2 – Vous y verrez MOULT choses que vous n’avez jamais vu auparavant au cinéma.

Autobiographie idéalisée, rêvée, dramatisée, mais surtout imagée (et quelle imagerie !) de son enfance à Tocopilla, petite bourgade du nord du Chili, La Danza est un film-carnaval fou, un charivari cinématographique où tout, vraiment tout, semble possible. D’une seconde à l’autre l’émotion cède le pas à un gag désamorceur, le graveleux tutoie le sublime, le too much extrême la précision la plus fine, et pêle-mêle se confondent jovialement estropiés ivres (ah l’amour éternel de Jodo pour les freaks), concours canins déguisés, scène d’urophilie graphique (et ça c’est peu commun, qu’on se le dise), de masturbation légumière métaphorique, des milliers de poissons échoués et des clowns travestis, dans un patchwork absolu des souvenirs et obsessions du cinéaste.

C’est d’ailleurs dans cette œuvre crépusculaire (à 84 ans on peut le dire) que les obsessions qui ont toujours traversé ses films sont encore plus véhémentes qu’autrefois, à la fois plus vives et plus troubles. La préoccupation religieuse notamment, avec ce fantasme christique récurrent, ici personnifié par la figure paternelle, incarné par le fils de Jodo, lui-même incarné par son petit-fils, que sa mère, qui s’exprime en chantant continuellement (et pisse sur son mari en invoquant Dieu + danse nue et peinte en noire avec son rejeton, but this is another debate), prend tout d’abord pour son propre père. Vous suivez ? Oui, c’est un peu de la quintessence Oedipienne que nous avons là, ou une grosse thérapie familiale extrême et bariolée.

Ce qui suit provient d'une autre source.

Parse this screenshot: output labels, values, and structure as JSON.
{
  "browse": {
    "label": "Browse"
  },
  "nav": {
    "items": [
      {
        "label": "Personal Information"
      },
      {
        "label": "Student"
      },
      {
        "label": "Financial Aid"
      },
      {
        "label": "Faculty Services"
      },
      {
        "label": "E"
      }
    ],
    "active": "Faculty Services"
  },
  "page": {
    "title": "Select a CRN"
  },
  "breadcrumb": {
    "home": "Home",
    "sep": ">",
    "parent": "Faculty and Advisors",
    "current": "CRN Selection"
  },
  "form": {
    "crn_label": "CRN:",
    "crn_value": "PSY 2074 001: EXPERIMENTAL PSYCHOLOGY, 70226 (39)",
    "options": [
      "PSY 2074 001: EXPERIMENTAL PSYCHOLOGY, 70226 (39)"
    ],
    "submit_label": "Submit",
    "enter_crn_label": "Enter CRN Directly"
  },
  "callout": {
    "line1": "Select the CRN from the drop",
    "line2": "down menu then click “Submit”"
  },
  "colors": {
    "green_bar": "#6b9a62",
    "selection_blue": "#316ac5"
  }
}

Alors pourquoi « seulement » 6 ? (et encore j’ai hésité avec 5)
Comme vous avez du le comprendre, ça part dans tous les sens. Et par tous les sens, j’entends même les plus extrêmes. OK, Jodorowsky n’a jamais été un adepte de la demi-mesure, ni du politiquement correct (on pourrait parler du scandale que fut la sortie de Fando & Lis, por ejemplo), et même s’il livre ici un récit merveilleusement déraisonnable, certes, et même plus fluide que ses précédents faits d’armes, il n’empêche que tout cela aurait gagné à être plus calibré, plus consistant, et moins long aussi. Alors que la première moitié du film se concentre uniquement sur Alejandro, l’enfant, dans une vision initiatique de sa jeunesse, dans tout ce qu’elle a de symbolique et de burlesque, on ne s’attend pas à ce que tout d’un coup, la deuxième heure se focalise sur son père, présenté auparavant comme une figure menaçante, et la dictature du cœur de se transformer en chronique politico-héroïque, toujours extravagante certes, mais qui perd beaucoup du charme candide du début, de cet aspect nostalgique propre à l’enfance. Plus réaliste, beaucoup trop longuette (c’en est parfois presque énervant), et de fait beaucoup moins fascinante, cette deuxième moitié dessert l’ensemble et tire une balle – en caoutchouc oui – mais quand même, dans le pied de cette danse de la réalité aussi irréaliste que profondément honnête.

Drôle, glauque, exubérant, La Danza De La Realidad s’avère – et sans grande surprise finalement - être beaucoup, beaucoup de choses : un film d’épreuves, un film-fable, et avant tout un film-somme.
Et rien que pour ça, et pour l’incroyable faculté qu’a - et a toujours eu - Jodorowsky de trouver du beau dans la laideur la plus dure, il se doit d’être vu, qu’on y soit sensible ou pas. Me reste cependant l’amère déception de ne pas avoir un avis plus tranché sur l’objet…pour le moment ?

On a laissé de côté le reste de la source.